Arizona v. Gant

PETITIONER: Arizona
RESPONDENT: Rodney Joseph Gant
LOCATION: 2524 N. Walnut

DOCKET NO.: 07-542
DECIDED BY: Roberts Court (2006-2009)
LOWER COURT: Arizona Supreme Court

CITATION: 556 US 332 (2009)
GRANTED: Feb 25, 2008
ARGUED: Oct 07, 2008
DECIDED: Apr 21, 2009

ADVOCATES:
Anthony A. Yang - Assistant to the Solicitor General, Department of Justice, for the United States, as amicus curiae, supporting the petitioner
Joseph T. Maziarz - argued the cause for the petitioner
Thomas F. Jacobs - argued the cause for the respondent

Facts of the case

Rodney Gant was apprehended by Arizona state police on an outstanding warrant for driving with a suspended license. After the officers handcuffed Gant and placed him in their squad car, they went on to search his vehicle, discovering a handgun and a plastic bag of cocaine.
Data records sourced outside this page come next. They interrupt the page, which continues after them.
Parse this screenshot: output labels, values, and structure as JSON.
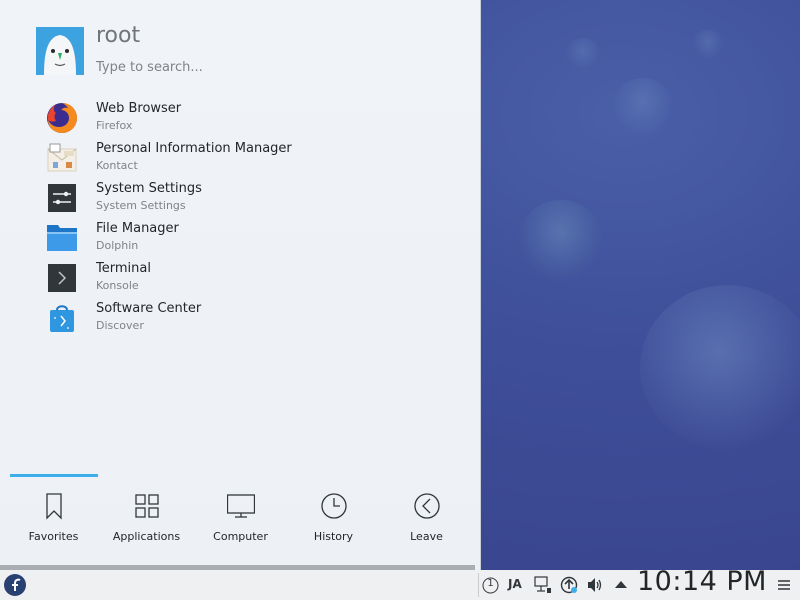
{
  "launcher": {
    "user": {
      "name": "root"
    },
    "search": {
      "placeholder": "Type to search..."
    },
    "favorites": [
      {
        "title": "Web Browser",
        "subtitle": "Firefox",
        "icon": "firefox-icon"
      },
      {
        "title": "Personal Information Manager",
        "subtitle": "Kontact",
        "icon": "kontact-icon"
      },
      {
        "title": "System Settings",
        "subtitle": "System Settings",
        "icon": "system-settings-icon"
      },
      {
        "title": "File Manager",
        "subtitle": "Dolphin",
        "icon": "folder-icon"
      },
      {
        "title": "Terminal",
        "subtitle": "Konsole",
        "icon": "terminal-icon"
      },
      {
        "title": "Software Center",
        "subtitle": "Discover",
        "icon": "discover-icon"
      }
    ],
    "tabs": [
      {
        "label": "Favorites",
        "icon": "bookmark-icon",
        "active": true
      },
      {
        "label": "Applications",
        "icon": "grid-icon",
        "active": false
      },
      {
        "label": "Computer",
        "icon": "monitor-icon",
        "active": false
      },
      {
        "label": "History",
        "icon": "clock-icon",
        "active": false
      },
      {
        "label": "Leave",
        "icon": "back-arrow-icon",
        "active": false
      }
    ],
    "accent_color": "#3daee9"
  },
  "panel": {
    "virtual_desktop": "1",
    "input_method": "JA",
    "clock": "10:14 PM",
    "tray_icons": [
      "desktop-pager-icon",
      "input-method-icon",
      "network-icon",
      "updates-icon",
      "volume-icon",
      "tray-expand-icon",
      "panel-menu-icon"
    ]
  }
}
At trial, Gant asked the judge to suppress the evidence found in his vehicle because the search had been conducted without a warrant in violation of the Fourth Amendment's prohibition of unreasonable searches and seizures. The judge declined Gant's request, stating that the search was a direct result of Gant's lawful arrest and therefore an exception to the general Fourth Amendment warrant requirement. The court convicted Gant on two counts of cocaine possession.

The Arizona Court of Appeals reversed, holding the search unconstitutional, and the Arizona Supreme Court agreed. The Supreme Court stated that exceptions to the Fourth Amendment warrant requirement must be justified by concerns for officer safety or evidence preservation. Because Gant left his vehicle voluntarily, the court explained, the search was not directly linked to the arrest and therefore violated the Fourth Amendment. In seeking certiorari, Arizona Attorney General Terry Goddard argued that the Arizona Supreme Court's ruling conflicted with the Court's precedent, as well as precedents set forth in various federal and state courts.

Question

Is a search conducted by police officers after handcuffing the defendant and securing the scene a violation of the Fourth Amendment's protection against unreasonable searches and seizures?

Media for Arizona v. Gant

Audio Transcription for Oral Argument - October 07, 2008 in Arizona v. Gant

Audio Transcription for Opinion Announcement - April 21, 2009 in Arizona v. Gant

John G. Roberts, Jr.:

Justice Stevens has our opinion this morning in case 07-542, Arizona versus Gant.

John Paul Stevens:

This case comes to us from the Supreme Court of Arizona.

It raises an important Fourth Amendment issue.

Acting on an anonymous tip that residents in Tucson was being used to sell drugs, two police officers knocked on the front door and asked to speak to the owner.

Respondent Rodney Gant answered the door and after identifying himself stated that he expected the owner to return later.

The officers left the residence and conducted a records check which revealed that Gant's driver's license had been suspended and there was outstanding warrant for his arrest for driving with the -- on a suspended license.

The officers returned to house that evening and recognized Gant when his car entered the driveway.

They arrested him, handcuffed him, and locked him in the backseat of a squad car.

Two officers then searched his car and discovered a bag of cocaine in the pocket of the jacket on the backseat.

After Gant was changed with two drug offenses, he moved to suppress the evidence seized from his car on the ground that the warrantless search was unreasonable because he posed no threat to the officers after he was locked in the back of the patrol car and because he was arrested for a traffic offense for which no evidence could be found in his vehicle.

When asked at the suppression hearing why the search was conducted, Officer Griffith responded, “Because the law says we can do it.”

The Arizona Supreme Court held that the search violated the Fourth Amendment.

For reasons stated at length in an opinion filed with the clerk, we agree with their conclusion and we affirm their judgment. Justice Scalia has filed a concurring opinion.

Justice Alito has filed a dissenting opinion joined in full by the Chief Justice and Justice Kennedy and in part by Justice Breyer.

Justice Breyer has also filed a dissent.